Within our prospective study, we have been able to quantify the prevalence of OME for any given child and the levels of hearing loss associated with OME. While the hearing loss associated with OME is variable, the audiometric data collected during the longitudinal study indicate that there were significant differences in the mean hearing thresholds between the children of the lowest OME quartile and those in the highest OME quartile. This suggests that the children in these two quartiles would have different listening experiences in their early childhood. At the time of the assessment for binaural listening, there were no differences in auditory sensitivity among the four quartiles of children, and the observed differences in binaural hearing ability are therefore attributed to the child's lifetime auditory experience.

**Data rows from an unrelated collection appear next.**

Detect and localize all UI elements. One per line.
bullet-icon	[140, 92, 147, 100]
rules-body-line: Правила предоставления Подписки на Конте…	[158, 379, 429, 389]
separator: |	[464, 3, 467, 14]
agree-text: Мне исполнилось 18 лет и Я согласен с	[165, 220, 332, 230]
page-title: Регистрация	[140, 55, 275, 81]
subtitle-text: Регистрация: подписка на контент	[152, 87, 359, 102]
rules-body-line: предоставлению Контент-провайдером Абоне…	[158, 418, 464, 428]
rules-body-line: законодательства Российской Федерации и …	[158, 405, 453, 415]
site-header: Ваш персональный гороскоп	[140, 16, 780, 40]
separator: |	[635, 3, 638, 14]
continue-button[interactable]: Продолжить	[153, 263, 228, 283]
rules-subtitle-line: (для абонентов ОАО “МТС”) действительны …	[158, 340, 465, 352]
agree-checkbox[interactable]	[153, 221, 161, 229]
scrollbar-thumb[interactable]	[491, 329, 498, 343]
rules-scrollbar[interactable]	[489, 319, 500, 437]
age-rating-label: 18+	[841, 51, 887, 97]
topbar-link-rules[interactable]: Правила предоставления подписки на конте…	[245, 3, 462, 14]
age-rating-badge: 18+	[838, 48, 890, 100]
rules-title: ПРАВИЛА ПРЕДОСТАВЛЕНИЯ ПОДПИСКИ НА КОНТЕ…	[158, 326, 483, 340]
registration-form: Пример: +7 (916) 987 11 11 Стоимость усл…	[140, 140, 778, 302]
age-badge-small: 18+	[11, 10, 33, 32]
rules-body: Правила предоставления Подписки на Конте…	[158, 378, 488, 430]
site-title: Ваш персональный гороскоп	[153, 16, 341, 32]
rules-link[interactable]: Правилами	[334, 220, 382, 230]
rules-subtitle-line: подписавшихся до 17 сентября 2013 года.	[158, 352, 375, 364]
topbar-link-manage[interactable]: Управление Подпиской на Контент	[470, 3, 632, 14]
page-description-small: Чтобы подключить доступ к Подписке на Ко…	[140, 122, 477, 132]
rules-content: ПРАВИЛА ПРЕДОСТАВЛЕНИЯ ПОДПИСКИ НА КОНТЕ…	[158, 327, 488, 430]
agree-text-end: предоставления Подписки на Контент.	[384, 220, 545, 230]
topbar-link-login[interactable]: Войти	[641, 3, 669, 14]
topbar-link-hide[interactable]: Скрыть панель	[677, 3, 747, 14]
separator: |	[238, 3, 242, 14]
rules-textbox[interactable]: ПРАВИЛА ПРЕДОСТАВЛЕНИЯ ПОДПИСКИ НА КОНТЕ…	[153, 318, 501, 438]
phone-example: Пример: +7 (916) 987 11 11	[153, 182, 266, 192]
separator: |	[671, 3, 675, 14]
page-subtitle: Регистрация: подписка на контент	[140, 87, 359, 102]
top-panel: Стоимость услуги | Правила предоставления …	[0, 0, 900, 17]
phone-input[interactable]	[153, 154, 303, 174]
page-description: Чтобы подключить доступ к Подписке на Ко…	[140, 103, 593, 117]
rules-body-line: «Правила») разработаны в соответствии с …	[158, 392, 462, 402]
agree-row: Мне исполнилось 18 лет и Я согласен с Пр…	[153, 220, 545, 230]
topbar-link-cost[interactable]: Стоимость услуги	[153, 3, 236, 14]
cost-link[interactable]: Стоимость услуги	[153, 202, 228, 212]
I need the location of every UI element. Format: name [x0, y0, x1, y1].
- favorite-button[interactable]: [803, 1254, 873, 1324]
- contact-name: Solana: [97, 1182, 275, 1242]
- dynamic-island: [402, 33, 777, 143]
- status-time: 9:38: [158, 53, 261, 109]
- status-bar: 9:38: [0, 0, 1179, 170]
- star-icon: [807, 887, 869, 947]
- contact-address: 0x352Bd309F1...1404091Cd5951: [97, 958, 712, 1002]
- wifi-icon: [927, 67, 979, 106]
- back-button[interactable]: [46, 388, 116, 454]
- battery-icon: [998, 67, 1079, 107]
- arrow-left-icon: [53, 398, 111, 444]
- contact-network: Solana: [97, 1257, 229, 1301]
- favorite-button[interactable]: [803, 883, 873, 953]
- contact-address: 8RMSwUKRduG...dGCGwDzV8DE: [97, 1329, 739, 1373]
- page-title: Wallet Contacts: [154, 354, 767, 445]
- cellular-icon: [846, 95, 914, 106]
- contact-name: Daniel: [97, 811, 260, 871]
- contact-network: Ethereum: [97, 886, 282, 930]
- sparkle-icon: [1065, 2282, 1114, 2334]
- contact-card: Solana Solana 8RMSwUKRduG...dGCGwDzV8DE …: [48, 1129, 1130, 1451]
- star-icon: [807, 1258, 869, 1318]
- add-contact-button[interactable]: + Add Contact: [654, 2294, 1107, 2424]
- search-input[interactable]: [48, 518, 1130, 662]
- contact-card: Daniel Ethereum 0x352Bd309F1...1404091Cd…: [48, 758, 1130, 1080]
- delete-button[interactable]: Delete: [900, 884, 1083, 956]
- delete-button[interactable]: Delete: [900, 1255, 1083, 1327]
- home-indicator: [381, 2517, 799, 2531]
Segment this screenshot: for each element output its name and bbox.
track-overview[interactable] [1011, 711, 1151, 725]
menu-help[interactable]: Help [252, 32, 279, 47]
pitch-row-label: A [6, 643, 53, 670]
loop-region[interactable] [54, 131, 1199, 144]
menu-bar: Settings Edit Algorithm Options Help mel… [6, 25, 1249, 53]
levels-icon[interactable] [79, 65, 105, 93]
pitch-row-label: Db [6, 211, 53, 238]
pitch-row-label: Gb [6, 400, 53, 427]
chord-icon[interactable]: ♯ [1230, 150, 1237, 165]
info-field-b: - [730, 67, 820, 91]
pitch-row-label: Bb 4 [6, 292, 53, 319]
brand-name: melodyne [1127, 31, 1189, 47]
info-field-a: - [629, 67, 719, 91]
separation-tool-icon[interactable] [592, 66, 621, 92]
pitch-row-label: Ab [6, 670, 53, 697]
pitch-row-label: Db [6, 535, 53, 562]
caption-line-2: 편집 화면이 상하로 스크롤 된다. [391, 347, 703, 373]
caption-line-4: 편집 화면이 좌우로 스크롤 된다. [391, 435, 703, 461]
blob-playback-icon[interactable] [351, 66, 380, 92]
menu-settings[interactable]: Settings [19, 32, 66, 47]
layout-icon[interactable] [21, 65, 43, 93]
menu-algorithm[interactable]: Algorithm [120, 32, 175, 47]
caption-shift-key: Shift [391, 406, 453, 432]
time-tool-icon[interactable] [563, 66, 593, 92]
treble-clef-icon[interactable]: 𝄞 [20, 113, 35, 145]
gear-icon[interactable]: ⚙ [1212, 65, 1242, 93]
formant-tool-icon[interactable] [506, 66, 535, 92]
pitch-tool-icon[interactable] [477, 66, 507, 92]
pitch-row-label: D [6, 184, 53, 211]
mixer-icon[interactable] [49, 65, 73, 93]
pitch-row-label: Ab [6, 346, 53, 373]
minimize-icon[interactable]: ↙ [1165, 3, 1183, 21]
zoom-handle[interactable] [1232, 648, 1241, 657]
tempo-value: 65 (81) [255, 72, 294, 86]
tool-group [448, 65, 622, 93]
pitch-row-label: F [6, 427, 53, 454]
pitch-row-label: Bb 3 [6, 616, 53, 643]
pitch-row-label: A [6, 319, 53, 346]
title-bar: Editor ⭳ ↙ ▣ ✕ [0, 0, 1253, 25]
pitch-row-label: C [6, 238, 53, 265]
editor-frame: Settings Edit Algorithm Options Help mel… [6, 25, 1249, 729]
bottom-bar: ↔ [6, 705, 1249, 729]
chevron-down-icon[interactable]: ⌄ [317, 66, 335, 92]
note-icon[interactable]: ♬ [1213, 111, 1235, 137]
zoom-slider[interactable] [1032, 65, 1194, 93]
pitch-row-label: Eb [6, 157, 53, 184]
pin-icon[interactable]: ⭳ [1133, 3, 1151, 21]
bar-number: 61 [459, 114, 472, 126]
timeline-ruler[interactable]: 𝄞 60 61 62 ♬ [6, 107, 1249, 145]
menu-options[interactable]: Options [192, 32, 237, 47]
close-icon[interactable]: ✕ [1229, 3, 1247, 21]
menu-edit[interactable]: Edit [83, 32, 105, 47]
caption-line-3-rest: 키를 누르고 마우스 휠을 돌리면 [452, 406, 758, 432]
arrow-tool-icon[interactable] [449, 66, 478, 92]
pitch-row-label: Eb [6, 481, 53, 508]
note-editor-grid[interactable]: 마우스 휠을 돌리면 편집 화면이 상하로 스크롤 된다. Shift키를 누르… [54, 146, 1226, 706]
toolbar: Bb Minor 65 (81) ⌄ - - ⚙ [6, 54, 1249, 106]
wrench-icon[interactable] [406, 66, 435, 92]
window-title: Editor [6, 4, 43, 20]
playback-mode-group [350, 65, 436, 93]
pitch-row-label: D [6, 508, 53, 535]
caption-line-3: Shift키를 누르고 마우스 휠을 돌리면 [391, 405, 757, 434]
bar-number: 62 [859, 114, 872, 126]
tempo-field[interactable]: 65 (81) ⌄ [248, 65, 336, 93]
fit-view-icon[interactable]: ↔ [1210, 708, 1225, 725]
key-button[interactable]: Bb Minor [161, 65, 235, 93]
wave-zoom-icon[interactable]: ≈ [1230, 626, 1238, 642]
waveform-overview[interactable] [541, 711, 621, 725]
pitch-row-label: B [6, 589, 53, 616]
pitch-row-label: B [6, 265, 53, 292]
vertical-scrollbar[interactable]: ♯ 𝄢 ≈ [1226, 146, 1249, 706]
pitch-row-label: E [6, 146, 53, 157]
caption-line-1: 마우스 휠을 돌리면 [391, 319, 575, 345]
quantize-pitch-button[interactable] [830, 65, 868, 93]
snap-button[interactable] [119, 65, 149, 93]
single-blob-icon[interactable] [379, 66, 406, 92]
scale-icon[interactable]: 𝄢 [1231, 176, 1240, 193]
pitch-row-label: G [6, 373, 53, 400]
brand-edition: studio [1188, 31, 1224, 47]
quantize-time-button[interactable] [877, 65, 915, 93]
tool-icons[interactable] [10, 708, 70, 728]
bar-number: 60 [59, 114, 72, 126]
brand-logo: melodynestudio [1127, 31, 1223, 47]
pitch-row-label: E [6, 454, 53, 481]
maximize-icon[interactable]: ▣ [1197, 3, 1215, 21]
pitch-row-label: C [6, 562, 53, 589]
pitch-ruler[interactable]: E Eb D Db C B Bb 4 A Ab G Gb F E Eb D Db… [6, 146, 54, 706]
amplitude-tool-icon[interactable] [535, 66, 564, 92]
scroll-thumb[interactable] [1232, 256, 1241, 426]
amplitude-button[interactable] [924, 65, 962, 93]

Care must also be taken in prospective designs to allow for nonlinear relations between OME and its consequences. While the effect of OME across an entire population may be weak, the results presented here show that there exists at least one measure of hearing where only a very high level of the disease leads to significant impairment. If this were also true for other outcome measures of OME, it could explain some of the discrepancies in the literature.

The mean MLD in the High OME children was about 6 dB, or 40% less than that in the lower OME children. Should we be worried about this level of binaural “impairment?” The main function of binaural unmasking is to facilitate detection of target sounds in noisy environments. However, binaural/directional enhancement is only one of at least seven cues (Cherry 1953) to this task. Therefore, we might expect that a binaural deficit is relatively unimportant. On the other hand, the acceptable level of noise in a child's environment is often determined by an adult whose judgment is based on his or her own experience. Developmental improvements in binaural hearing, shown here and elsewhere (Nozza 1987; Morrongiello et al. 1990; Moore et al. 1991), suggest that children will be relatively more disadvantaged by a given background noise level than adults. It appears that the fluctuating nature of OME may adversely affect the normal pattern of development for binaural hearing. Moreover, the presence of OME early in childhood has detrimental effects on other aspects of hearing after the disease has resolved, including comodulation masking release (Hall and Grose 1994), a measure of spectrotemporal pattern analysis (Moore 1997). These problems presumably add to those resulting from poor binaural unmasking. Finally, although we have focused in this study on the aftermath of early OME, it is important to remember that young children spend much time with impaired hearing due to active OME (Fria et al. 1985). This is, of course, especially the case for those exceeding the threshold identified here.